Mendagri Tito Tekankan Inovasi Kepala Daerah untuk Dorong Ekonomi Berkelanjutan
- account_circle syaiful amri
- calendar_month Kam, 15 Jan 2026
- comment 0 komentar

Menteri Dalam Negeri (Mendagri) Muhammad Tito Karnavian
JAMBISNIS.COM – Menteri Dalam Negeri (Mendagri) Muhammad Tito Karnavian menegaskan bahwa kreativitas, keberanian, dan inovasi kepala daerah menjadi faktor kunci dalam mendorong pertumbuhan ekonomi daerah yang berkualitas dan berkelanjutan. Penegasan tersebut disampaikan Tito Karnavian saat menjadi narasumber dalam talk show Semangat Awal Tahun 2026 bertema “440 Hari Pemerintahan Presiden Prabowo: Menuju Pertumbuhan yang Berkualitas” yang digelar di IDN Headquarters (HQ), Jakarta, Rabu (14/1/2026).
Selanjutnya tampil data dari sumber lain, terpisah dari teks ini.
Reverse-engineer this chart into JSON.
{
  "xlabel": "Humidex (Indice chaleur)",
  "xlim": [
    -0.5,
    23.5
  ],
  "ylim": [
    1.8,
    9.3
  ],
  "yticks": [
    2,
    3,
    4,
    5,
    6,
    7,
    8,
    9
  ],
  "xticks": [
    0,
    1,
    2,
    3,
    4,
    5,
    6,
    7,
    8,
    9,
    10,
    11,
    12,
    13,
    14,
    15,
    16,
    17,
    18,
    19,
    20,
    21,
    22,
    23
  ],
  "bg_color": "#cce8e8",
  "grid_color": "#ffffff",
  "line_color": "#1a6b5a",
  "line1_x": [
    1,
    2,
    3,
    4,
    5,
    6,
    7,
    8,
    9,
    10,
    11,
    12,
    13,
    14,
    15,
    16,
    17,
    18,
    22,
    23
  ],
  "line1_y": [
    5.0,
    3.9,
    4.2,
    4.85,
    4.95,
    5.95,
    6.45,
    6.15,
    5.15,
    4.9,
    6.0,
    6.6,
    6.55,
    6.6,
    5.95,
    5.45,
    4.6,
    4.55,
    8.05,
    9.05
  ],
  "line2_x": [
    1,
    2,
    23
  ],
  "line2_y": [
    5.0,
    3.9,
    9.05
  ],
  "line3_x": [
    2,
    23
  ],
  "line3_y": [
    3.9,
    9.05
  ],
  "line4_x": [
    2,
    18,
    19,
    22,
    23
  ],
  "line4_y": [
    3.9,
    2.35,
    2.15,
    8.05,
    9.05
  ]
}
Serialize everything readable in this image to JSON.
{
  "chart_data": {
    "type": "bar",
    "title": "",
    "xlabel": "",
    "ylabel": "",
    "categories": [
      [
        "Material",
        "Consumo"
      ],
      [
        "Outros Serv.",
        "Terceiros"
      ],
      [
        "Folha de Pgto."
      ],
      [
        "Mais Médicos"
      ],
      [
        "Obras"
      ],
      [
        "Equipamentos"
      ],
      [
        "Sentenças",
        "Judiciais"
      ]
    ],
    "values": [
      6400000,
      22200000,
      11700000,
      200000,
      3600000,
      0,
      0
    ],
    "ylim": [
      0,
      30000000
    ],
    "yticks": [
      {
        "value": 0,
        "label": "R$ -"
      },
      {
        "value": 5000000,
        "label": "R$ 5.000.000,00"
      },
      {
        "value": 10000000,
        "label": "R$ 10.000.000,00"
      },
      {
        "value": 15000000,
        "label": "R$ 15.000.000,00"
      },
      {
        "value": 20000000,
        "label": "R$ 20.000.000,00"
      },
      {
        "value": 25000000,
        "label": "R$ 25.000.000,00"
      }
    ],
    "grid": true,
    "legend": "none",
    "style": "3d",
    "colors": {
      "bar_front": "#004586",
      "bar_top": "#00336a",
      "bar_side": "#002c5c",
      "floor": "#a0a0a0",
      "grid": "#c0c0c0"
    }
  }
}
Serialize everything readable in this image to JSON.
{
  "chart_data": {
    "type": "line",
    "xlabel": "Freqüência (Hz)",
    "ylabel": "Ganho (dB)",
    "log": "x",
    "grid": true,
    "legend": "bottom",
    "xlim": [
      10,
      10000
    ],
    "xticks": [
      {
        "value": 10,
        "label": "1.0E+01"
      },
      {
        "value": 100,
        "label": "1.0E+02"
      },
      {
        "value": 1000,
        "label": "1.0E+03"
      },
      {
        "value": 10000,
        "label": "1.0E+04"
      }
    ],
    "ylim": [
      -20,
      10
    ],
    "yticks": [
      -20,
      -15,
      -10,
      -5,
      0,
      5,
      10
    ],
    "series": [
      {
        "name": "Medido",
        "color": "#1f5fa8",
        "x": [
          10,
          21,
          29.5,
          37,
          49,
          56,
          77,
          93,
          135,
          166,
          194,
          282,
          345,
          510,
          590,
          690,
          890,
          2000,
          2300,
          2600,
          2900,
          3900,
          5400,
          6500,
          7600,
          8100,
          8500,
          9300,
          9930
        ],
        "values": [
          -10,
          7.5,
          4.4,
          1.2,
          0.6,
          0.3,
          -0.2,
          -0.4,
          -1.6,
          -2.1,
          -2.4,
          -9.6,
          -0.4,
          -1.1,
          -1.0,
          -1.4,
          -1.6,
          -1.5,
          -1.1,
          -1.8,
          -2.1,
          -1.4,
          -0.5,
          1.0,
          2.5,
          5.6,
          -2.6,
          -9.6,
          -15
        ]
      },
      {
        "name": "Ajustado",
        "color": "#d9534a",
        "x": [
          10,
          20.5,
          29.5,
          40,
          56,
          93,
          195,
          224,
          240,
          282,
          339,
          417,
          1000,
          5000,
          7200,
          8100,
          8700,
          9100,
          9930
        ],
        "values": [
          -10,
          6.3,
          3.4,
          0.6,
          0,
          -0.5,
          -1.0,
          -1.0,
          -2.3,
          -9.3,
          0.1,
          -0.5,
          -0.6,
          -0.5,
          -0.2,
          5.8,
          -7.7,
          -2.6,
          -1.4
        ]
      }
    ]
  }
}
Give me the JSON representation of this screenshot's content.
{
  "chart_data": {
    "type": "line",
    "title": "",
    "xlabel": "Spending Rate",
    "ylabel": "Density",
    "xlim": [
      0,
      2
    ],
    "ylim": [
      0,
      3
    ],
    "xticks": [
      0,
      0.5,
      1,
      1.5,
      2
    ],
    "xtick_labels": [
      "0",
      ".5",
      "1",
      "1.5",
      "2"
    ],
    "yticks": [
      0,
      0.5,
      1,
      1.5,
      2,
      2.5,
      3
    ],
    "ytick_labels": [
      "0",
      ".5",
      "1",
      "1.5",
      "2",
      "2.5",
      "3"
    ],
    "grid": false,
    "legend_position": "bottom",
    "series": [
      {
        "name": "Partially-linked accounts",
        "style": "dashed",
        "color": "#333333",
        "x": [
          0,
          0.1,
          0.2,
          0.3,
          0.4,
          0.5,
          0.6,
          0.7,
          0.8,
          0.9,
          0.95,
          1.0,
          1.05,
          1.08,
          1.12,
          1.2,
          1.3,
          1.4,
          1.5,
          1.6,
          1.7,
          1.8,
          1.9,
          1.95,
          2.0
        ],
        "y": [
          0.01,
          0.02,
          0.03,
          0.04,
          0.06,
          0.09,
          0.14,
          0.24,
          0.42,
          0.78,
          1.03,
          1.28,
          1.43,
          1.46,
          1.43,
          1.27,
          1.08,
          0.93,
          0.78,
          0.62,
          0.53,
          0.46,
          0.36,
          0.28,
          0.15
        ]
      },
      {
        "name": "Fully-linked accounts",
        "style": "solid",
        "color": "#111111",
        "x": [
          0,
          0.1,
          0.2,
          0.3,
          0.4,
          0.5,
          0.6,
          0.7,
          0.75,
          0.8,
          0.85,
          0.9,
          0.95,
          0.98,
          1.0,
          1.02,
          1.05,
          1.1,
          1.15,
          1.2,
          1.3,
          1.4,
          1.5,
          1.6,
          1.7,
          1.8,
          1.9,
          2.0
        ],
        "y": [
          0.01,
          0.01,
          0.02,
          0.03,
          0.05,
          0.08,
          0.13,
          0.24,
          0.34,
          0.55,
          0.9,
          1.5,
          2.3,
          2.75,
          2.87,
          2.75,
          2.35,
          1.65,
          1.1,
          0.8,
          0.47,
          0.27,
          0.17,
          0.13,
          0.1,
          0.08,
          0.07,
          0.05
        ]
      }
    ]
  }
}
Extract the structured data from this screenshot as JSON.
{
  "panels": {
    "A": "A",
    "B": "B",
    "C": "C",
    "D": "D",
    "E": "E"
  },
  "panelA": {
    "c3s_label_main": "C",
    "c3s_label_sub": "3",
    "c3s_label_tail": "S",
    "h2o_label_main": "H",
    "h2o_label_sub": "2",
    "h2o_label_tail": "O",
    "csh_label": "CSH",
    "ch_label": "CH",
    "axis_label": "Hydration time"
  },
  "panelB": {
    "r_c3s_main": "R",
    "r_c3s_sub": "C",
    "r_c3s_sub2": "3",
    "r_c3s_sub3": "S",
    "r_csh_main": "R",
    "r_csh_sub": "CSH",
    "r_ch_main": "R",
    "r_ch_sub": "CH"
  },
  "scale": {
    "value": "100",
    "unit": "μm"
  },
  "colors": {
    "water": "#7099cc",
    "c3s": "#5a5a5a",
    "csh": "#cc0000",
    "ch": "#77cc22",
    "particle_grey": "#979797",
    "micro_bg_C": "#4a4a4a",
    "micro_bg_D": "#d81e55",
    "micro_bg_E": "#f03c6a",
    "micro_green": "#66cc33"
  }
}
Menurut Mendagri, salah satu indikator utama keberhasilan pembangunan daerah adalah kemandirian fiskal. Daerah dengan kemampuan keuangan yang kuat dinilai lebih fleksibel dalam menjalankan program pembangunan tanpa bergantung sepenuhnya pada transfer dari pemerintah pusat.
“Keberhasilan suatu daerah itu adalah kemandirian fiskal. Kalau kemandirian fiskalnya kuat, keuangan daerahnya juga kuat sehingga berbagai program bisa lebih mudah dieksekusi,” ujar Tito Karnavian.
Mendagri menjelaskan, penguatan kemandirian fiskal tidak lepas dari optimalisasi Pendapatan Asli Daerah (PAD) yang bersumber dari aktivitas ekonomi dan dunia usaha yang sehat. Meski transfer pusat masih berperan penting, daerah didorong untuk secara bertahap mengurangi ketergantungan tersebut.
Ia mencontohkan sejumlah daerah yang berhasil membangun basis ekonomi kuat, seperti Kabupaten Badung, Bali, yang mengandalkan sektor pariwisata melalui pajak hotel dan restoran. Selain itu, daerah seperti Timika dan Bojonegoro mampu memperoleh pendapatan signifikan dari pengelolaan sumber daya alam.
Namun, Tito mengakui masih banyak daerah dengan tingkat PAD rendah karena sektor swasta belum berkembang optimal, sehingga belanja pemerintah dan transfer pusat menjadi tulang punggung ekonomi daerah.
Karena itu, Mendagri mendorong kepala daerah untuk mengubah pola pikir, tidak hanya fokus pada pengelolaan belanja, tetapi juga aktif mencari sumber pendapatan baru melalui inovasi dan pemanfaatan potensi lokal.
Salah satu langkah strategis yang ditekankan adalah penyederhanaan perizinan guna menarik investasi dan menggerakkan dunia usaha di daerah.
“Berpikirlah lebih banyak bagaimana mencari pendapatan. Ini membutuhkan kreativitas, salah satunya dengan mempermudah perizinan,” tegas Tito.
Selain itu, Mendagri menekankan pentingnya dialog berkelanjutan antara pemerintah daerah dan pelaku usaha, termasuk asosiasi pengusaha dan Kamar Dagang dan Industri (Kadin), agar kebijakan yang dibuat tepat sasaran dan berdampak langsung pada pertumbuhan ekonomi daerah.
Tito menegaskan, daerah dengan pendapatan kuat dan pengelolaan belanja yang efisien akan tumbuh lebih cepat dan mandiri, sejalan dengan agenda nasional untuk mendorong pertumbuhan ekonomi yang inklusif dan berkelanjutan.
“Kalau pendapatannya dijaga tetap tinggi dan belanjanya bisa dihemat, otomatis daerah akan maju dan tidak tergantung pada pemerintah pusat,” tandasnya.